Reviewers must adhere to the following guidelines:

  1. All manuscripts are reviewed fairly based on the intellectual content of the paper regardless of gender, race, ethnicity, religion, citizenry, or political values of the authors.
  2. Any observed conflict of interest during the review must be communicated to the editor.
  3. All information pertaining to the manuscript is kept confidential.
  4. Any information that may be the reason for a publication rejection must be communicated to the Editor.
  5. The duty of confidentiality in the assessment of a manuscript must be maintained by expert reviewers, and this extends to reviewers’ colleagues who may be asked (with the editor’s permission) to give opinions on specific sections.
  6. Submitted manuscript should not be retained or copied.
  7. Reviewers and editors should not make any use of the data, arguments, or interpretations unless they have the authors’ permission.
  8. Reviewers should provide speedy, accurate, courteous, unbiased, and justifiable reports.
  9. Reviewers assigned to an article will comment on the following items:
    • The importance, originality, and timeliness of the study
    • Strengths and weaknesses of the study design and data analysis for research papers or the analysis and commentary for essays
    • Writing, organization, and presentation
    • The degree to which the findings justify the conclusion
    • The article's relevance, usefulness, and comprehensibility for the Journal’s target audience.

Initial Review

  1. Read the abstract to be sure that you have the expertise to review the article. Don’t be afraid to say no to reviewing an article if there is athe good reason.
  2. Read information provided by the journal for reviewers so you will know: a) The type of manuscript (e.g., a review article, technical note, original research) and the journal’s expectations/parameters for that type of manuscript.; b) Other journal requirements that the manuscript must meet (e.g., length, citation style).
  3. Know the journal’s scope and mission to make sure that the topic of the paper fits in the scope.
  4. Ready? Read through entire manuscript initially to see if the paper is worth publishing- only make a few notes about major problems if such exist: a) Is the question of interest sound and significant?; b) Was the design and/or method used adequately or fatally flawed? (for original research papers); c) Were the results substantial enough to consider publishable (or were only two or so variables presented or resulted so flawed as to render the paper unpublishable)?
  5. What is your initial impression?

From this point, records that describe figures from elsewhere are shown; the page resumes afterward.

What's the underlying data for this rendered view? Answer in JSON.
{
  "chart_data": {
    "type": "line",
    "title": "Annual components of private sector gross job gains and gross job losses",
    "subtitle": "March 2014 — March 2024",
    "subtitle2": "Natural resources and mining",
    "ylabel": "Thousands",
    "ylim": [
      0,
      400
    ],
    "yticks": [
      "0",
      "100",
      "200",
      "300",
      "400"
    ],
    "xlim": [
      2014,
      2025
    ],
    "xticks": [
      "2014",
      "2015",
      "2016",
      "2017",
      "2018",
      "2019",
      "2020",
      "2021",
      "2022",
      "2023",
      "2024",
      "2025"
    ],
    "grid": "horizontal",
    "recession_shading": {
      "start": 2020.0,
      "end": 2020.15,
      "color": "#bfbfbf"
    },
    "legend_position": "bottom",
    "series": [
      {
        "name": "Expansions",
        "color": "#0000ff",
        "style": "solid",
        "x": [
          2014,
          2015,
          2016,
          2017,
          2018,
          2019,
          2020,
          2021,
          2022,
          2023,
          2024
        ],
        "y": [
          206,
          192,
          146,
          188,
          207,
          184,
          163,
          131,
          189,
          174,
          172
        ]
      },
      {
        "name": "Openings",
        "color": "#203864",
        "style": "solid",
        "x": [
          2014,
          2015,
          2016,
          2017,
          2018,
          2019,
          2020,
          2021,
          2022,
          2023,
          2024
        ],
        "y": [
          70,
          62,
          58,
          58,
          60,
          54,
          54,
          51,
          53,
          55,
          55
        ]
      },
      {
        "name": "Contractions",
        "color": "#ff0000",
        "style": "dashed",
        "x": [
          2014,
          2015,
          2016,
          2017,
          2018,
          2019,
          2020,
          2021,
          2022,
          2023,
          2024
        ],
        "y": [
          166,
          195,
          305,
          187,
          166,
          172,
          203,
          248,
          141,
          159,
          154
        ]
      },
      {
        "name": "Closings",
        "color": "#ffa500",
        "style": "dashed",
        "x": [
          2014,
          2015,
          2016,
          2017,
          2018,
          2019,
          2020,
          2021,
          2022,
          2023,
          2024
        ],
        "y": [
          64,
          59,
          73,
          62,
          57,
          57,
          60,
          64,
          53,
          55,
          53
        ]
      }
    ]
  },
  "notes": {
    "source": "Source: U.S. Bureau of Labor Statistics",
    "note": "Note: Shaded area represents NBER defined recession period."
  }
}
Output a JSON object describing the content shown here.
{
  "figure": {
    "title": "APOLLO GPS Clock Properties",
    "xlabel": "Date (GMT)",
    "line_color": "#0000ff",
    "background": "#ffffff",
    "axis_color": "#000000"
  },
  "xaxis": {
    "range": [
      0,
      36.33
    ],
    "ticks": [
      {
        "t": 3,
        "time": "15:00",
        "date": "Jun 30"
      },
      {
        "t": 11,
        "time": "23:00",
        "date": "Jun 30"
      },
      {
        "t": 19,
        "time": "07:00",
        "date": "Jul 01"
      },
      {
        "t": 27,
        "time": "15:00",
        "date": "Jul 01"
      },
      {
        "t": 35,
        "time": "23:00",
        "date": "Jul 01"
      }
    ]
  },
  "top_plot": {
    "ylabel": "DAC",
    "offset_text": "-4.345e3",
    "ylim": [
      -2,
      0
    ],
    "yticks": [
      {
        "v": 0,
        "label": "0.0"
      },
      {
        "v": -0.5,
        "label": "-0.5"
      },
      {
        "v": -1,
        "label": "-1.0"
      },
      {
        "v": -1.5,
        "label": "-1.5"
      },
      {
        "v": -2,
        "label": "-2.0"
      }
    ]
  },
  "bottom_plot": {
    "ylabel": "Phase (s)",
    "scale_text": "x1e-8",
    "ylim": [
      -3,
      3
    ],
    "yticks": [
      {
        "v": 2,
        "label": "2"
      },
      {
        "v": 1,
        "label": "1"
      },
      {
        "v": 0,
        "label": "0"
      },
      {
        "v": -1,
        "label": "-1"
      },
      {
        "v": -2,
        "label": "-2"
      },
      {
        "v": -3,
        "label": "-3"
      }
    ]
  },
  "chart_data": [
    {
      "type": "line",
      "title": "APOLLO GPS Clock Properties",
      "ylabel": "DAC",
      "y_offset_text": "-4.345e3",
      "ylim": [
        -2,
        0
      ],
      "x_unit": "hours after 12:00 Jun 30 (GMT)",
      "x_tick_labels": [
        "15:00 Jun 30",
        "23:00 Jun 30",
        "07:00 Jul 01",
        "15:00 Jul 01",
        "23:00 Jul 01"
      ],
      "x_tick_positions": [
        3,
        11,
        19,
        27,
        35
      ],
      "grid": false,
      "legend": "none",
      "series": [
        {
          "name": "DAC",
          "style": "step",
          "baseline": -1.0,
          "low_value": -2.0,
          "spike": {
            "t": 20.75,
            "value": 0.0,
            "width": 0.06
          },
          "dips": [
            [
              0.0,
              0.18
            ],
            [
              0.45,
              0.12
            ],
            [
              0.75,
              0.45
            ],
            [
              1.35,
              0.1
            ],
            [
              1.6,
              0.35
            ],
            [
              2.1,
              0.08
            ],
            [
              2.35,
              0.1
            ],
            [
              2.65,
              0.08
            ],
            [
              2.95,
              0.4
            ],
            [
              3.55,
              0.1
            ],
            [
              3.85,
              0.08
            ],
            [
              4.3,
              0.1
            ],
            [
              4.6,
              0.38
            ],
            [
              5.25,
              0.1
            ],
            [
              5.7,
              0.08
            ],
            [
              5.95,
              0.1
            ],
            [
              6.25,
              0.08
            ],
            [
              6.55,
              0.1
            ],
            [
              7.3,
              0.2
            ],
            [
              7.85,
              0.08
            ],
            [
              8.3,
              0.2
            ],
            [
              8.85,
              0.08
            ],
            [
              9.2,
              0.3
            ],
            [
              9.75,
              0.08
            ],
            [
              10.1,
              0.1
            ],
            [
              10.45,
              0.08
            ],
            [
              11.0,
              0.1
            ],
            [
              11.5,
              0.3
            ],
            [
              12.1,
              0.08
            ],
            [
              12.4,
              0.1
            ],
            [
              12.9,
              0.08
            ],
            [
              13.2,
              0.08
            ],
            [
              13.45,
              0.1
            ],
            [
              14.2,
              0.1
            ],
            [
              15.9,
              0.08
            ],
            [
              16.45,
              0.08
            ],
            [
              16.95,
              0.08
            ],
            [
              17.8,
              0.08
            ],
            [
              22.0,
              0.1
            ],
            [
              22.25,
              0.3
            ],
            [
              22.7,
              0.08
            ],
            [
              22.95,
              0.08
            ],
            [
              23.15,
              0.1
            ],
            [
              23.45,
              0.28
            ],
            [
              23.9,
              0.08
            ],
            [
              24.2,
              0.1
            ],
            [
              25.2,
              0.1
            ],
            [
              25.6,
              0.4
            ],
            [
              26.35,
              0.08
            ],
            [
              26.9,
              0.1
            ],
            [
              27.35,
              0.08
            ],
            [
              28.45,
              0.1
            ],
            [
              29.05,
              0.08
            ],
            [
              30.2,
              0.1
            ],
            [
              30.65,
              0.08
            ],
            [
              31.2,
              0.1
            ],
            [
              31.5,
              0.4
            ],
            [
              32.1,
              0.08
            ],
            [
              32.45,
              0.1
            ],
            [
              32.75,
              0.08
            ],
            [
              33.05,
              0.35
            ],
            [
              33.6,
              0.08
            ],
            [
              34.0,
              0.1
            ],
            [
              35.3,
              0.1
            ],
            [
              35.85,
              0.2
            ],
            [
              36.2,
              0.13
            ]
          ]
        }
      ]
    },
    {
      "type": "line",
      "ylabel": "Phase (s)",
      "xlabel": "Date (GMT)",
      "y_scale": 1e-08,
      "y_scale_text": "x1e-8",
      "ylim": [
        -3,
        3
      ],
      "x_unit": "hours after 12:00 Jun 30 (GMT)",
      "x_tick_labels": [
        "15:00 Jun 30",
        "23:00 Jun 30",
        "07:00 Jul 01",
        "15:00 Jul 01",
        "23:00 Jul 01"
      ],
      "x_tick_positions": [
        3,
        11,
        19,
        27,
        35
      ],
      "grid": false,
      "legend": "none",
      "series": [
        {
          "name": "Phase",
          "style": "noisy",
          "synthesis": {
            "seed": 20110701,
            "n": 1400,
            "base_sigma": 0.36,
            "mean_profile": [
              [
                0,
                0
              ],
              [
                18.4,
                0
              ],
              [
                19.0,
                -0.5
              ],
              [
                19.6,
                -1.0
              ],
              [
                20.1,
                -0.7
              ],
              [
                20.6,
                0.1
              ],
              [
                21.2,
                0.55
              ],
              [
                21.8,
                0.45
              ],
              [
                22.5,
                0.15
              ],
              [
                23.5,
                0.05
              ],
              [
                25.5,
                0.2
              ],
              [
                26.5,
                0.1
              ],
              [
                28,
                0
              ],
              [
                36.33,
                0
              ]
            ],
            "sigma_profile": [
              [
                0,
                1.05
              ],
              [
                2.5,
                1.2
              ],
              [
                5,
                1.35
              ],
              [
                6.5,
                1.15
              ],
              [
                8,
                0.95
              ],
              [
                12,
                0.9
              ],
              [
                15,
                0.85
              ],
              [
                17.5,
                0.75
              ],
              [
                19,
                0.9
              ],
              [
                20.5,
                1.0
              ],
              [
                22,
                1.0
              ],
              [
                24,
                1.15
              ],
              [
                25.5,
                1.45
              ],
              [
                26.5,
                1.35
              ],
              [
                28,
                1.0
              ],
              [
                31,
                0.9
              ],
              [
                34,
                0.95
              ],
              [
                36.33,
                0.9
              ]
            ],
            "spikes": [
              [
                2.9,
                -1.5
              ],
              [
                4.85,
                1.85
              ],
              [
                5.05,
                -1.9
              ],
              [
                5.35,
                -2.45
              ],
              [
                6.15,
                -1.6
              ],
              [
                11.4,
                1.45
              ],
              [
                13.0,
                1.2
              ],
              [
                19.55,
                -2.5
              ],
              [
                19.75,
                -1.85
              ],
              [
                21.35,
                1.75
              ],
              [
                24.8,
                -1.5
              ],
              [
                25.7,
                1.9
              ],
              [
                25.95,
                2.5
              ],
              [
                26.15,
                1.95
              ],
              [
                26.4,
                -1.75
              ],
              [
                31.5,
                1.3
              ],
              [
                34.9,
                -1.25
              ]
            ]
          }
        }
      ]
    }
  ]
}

If the paper is: a) Acceptable with only minor comments/questions: solid, interesting, and new; sound methodology used; results were well presented; discussion well formulated with Interpretations based on sound science reasoning, etc., with only minor comments/questions, move directly to writing up review; b) Fatally flawed so you will have to reject it: move directly to writing up review; c) A mixture somewhere in the range of “revise and resubmit” to “accepted with major changes” or you’re unsure if it should be rejected yet or not: It may be a worthy paper, but there are major concerns that would need to be addressed.

 Full-Content Review

  1. Writing: Is the manuscript easy to follow, that is, has a logical progression and evident organization?
  2. Is the manuscript concise and understandable? Any parts that should be reduced,
  3. Eliminated/expanded/added?
  4. Note if there are major problems with mechanics: grammar, punctuation, spelling. (If just a few places aren’t worded well or correctly, make a note to tell the author the specific places. If there are consistent problems throughout, only select an example or two. Don’t try and edit the whole thing).
  5. Abbreviations: Used judiciously and composed so the reader won’t have trouble remembering what an abbreviation represents.
  6. Follows style, format, and other rules of the journal.
  7. Citations are provided when providing evidence-based information from outside sources.